# Piko BR 218



## arthur (Dec 27, 2007)

Hello to all. I saw a you tube video of one of these with all the bells and whistles. Can't believe I said that! It looks pretty good. Our local train shop is starting to bring Piko in, but not yet much in the way of G gauge. Right now I am on DC. If I got one of these with sound, what would I hear. Without the DCC, am I going to be disappointed. Thankx, Arthur


----------



## Dave Meashey (Jan 2, 2008)

Arthur;

My Piko locomotive is a Reading camelback, but I would hope that the electronics are almost identical with the German model. 










I use the MRC 10 amp pack, and have not had any problems running my locomotive on straight DC. If you have an AristoCraft power system, make sure to set it to linear. My locomotive blows two long toots for forward before it starts, or three short toots if set in reverse. Magnets will activate either a standard crossing whistle signal or the bell, depending on which side of the track (inside or outside rail) they are set under. I simply harvest the magnets from used Sonicare toothbrush struts. I stick them to a tie with 3M blue poster mounting putty.

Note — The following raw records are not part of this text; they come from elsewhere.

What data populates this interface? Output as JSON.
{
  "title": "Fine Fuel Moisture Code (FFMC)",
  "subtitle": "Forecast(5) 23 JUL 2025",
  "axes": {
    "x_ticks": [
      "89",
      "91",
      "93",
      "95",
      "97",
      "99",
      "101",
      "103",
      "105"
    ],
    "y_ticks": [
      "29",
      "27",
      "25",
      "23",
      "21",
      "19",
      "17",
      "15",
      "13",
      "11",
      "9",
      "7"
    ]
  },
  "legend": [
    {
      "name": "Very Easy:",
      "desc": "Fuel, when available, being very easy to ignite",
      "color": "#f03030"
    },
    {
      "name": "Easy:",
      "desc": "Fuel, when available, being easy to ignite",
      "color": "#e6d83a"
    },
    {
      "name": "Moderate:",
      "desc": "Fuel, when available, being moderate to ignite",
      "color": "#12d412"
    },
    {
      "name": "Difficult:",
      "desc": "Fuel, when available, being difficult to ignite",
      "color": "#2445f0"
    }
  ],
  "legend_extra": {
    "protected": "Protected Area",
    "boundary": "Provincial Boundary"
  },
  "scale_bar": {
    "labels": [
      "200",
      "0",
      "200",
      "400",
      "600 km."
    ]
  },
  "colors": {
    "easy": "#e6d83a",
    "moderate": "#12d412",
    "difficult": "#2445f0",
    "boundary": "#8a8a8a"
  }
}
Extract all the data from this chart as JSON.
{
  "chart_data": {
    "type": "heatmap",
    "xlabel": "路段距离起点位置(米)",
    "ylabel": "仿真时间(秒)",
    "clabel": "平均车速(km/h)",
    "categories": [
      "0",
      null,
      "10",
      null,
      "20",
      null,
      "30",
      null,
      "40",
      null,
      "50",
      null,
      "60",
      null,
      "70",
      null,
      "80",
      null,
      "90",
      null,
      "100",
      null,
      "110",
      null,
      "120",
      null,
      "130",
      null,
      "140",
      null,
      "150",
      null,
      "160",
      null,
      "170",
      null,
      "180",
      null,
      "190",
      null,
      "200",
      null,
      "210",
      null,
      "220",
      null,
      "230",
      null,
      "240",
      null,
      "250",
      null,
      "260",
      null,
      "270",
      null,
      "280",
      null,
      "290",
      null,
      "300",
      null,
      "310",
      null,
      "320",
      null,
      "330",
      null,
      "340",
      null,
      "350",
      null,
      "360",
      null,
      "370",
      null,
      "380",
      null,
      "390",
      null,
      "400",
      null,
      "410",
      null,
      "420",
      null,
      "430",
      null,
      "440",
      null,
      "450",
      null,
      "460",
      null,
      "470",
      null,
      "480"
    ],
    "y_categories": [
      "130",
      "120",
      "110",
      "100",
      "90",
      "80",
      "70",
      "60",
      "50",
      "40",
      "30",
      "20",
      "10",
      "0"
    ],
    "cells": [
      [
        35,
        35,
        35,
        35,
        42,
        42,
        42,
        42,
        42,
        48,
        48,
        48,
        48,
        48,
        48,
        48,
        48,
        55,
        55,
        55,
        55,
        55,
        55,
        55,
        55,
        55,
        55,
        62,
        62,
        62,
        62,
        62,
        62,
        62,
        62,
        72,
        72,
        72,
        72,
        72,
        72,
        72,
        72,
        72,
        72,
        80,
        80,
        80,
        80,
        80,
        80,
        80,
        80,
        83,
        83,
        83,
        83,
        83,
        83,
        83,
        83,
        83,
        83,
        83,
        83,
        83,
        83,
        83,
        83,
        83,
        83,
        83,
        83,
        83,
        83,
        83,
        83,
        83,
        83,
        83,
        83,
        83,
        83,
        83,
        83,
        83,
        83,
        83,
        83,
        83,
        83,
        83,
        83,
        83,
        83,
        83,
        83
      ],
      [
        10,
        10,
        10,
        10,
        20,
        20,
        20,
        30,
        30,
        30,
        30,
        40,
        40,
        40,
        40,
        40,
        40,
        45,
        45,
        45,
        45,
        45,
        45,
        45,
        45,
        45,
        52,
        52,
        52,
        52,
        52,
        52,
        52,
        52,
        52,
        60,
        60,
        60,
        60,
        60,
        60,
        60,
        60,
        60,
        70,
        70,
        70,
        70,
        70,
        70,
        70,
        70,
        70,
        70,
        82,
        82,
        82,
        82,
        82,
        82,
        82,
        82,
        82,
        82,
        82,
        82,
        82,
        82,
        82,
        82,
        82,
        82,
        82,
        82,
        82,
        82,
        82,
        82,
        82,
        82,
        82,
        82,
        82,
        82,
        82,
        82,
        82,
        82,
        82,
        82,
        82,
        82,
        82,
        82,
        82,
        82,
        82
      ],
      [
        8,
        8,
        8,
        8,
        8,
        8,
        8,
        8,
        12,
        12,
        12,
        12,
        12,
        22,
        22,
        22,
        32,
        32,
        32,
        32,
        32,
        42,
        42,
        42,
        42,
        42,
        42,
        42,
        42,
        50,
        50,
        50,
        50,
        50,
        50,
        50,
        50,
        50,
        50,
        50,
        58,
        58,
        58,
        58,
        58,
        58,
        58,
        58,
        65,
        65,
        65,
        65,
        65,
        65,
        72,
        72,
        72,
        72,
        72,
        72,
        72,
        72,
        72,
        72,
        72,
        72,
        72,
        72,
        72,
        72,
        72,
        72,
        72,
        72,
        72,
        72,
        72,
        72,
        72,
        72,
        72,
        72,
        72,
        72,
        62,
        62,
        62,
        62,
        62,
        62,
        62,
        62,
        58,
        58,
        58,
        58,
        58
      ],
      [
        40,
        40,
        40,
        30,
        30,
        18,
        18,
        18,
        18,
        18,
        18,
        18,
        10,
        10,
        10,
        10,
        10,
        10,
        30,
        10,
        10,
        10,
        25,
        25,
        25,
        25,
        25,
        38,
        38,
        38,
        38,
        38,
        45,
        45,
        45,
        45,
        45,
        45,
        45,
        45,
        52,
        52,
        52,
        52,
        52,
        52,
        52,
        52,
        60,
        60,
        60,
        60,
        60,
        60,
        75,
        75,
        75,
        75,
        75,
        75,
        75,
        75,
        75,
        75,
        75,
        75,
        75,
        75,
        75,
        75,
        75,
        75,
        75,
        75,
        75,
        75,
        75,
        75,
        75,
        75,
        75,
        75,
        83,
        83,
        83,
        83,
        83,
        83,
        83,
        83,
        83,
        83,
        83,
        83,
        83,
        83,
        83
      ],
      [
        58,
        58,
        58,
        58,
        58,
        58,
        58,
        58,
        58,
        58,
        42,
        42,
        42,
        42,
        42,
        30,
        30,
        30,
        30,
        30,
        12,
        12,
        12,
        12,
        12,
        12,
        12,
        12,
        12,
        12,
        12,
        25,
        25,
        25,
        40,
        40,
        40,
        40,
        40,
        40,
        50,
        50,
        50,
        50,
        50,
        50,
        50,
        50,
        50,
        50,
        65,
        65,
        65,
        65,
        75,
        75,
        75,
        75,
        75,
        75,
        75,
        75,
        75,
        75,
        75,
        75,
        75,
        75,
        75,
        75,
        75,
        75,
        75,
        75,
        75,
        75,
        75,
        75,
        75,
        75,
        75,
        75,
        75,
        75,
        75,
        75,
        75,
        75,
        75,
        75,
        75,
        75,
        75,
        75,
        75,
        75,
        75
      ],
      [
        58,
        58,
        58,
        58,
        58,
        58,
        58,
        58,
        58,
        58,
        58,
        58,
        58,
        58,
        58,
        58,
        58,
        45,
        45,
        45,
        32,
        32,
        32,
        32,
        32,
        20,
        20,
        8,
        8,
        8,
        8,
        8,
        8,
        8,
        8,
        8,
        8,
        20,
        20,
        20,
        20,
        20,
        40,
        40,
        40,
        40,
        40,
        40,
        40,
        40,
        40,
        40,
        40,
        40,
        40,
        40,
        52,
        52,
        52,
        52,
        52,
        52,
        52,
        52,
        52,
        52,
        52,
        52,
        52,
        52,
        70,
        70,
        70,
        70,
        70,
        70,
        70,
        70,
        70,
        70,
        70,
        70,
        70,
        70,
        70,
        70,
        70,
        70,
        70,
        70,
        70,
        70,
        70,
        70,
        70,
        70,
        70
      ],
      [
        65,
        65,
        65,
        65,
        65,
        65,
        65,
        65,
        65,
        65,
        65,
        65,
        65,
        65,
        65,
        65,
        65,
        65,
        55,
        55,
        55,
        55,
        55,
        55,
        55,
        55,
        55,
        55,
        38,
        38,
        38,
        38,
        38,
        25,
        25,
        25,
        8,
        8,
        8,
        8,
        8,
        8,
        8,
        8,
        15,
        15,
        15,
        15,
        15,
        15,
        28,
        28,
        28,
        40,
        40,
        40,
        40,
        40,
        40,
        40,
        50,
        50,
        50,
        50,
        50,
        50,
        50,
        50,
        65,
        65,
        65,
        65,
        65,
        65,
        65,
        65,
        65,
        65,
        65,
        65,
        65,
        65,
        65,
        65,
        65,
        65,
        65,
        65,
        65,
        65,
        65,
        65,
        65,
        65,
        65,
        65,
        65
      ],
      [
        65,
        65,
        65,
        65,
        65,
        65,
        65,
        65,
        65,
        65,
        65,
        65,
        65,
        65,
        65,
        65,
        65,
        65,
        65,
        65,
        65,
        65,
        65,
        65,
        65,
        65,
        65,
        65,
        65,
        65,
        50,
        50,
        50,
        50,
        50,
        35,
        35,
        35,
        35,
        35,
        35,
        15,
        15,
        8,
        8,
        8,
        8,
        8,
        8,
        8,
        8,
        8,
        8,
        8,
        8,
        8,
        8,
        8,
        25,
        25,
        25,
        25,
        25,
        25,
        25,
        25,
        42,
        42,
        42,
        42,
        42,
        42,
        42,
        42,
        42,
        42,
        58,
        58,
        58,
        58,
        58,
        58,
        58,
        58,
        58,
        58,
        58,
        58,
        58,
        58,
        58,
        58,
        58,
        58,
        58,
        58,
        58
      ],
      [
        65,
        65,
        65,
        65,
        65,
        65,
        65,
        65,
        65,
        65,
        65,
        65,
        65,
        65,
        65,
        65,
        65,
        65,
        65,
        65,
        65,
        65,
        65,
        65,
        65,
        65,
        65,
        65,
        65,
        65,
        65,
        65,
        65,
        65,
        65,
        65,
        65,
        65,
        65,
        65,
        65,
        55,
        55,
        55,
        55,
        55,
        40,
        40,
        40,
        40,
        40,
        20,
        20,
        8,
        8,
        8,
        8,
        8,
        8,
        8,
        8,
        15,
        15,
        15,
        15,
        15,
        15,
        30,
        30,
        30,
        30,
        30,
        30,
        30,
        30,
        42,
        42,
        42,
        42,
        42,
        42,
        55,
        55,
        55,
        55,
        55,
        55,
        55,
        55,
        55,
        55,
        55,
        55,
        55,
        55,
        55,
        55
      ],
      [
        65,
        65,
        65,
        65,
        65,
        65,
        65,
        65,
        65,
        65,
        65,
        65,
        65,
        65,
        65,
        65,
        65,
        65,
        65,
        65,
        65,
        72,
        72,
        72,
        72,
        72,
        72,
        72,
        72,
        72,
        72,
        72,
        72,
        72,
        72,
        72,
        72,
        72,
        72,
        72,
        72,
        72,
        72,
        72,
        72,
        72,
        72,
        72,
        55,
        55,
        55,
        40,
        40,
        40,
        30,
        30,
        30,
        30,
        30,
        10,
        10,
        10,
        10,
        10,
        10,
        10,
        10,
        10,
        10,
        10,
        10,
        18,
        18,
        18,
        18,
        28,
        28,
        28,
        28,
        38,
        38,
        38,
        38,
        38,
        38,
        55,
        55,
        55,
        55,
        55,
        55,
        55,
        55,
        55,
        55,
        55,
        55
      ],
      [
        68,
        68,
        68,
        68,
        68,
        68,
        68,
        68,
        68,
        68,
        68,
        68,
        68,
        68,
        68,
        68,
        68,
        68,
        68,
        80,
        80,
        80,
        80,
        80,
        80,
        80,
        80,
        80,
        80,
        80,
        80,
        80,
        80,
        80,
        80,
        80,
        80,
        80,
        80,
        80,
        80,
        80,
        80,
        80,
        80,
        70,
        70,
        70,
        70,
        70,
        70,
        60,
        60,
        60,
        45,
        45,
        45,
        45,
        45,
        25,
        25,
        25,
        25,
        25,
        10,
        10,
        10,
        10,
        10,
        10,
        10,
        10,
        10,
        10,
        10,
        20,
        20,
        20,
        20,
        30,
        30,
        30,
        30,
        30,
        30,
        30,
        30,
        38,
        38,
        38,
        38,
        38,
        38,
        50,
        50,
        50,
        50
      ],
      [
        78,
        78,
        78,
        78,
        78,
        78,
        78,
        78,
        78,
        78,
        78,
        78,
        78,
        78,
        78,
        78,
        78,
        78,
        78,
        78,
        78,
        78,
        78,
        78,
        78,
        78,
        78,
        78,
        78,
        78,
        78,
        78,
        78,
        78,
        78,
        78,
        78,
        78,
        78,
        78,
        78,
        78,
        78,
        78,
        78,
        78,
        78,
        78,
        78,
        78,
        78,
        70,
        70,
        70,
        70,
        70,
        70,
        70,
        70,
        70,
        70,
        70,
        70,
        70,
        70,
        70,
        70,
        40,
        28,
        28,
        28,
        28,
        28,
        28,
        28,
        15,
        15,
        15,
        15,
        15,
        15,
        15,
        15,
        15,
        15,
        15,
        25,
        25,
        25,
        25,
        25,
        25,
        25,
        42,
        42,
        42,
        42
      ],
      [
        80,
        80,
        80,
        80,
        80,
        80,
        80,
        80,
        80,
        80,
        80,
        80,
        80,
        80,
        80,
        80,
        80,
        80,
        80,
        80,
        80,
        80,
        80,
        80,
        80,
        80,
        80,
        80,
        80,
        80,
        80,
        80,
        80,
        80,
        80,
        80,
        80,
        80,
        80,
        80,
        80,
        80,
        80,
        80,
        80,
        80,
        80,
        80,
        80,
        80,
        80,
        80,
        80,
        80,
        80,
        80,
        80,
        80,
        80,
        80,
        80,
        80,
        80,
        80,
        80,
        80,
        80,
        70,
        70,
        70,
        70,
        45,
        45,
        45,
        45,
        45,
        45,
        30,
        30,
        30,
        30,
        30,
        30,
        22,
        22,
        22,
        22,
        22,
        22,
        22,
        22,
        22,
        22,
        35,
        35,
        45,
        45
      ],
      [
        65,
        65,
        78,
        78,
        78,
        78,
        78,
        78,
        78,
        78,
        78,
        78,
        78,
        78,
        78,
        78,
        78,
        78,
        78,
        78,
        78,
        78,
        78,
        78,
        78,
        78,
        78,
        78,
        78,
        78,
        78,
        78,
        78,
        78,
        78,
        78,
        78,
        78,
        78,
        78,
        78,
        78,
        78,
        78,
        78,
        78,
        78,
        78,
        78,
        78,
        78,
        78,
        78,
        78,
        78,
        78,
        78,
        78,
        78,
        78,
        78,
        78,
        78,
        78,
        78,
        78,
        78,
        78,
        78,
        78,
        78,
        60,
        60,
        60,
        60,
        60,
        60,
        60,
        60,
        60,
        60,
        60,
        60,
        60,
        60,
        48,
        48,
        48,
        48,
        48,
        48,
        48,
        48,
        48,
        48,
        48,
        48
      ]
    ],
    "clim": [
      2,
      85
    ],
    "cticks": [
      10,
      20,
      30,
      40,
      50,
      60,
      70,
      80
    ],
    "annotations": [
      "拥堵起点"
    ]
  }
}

The system is "smart" enough to tell whether it is getting straight DC or the AC used for DCC systems.

Regards,
David Meashey


----------



## MyMiniatureWorlds (May 3, 2015)

I think PIKO provides two kinds of solution for sound:
- analogue sound working on DC layouts with some effects activated by magnets on the tracks
- digital sound with some effects working (automatically) also on the DC layout

I think - and please correct me if I'm wrong - the analogue modules are available only for some of the steam engines. For BR218 you would need to go full digital but I think it would still work on your DC layout (automatically and only to some extent).


----------



## Beddhist (Dec 17, 2013)

You could use a sound-only decoder, like the Massoth eMotion S and buy it with the correct sound pre-loaded. Many dealers will provide this service for free. Not having a DCC system you cannot program the decoder, so you need this done to your requirements as well. (Like which function is connected to the track magnets, etc.)


----------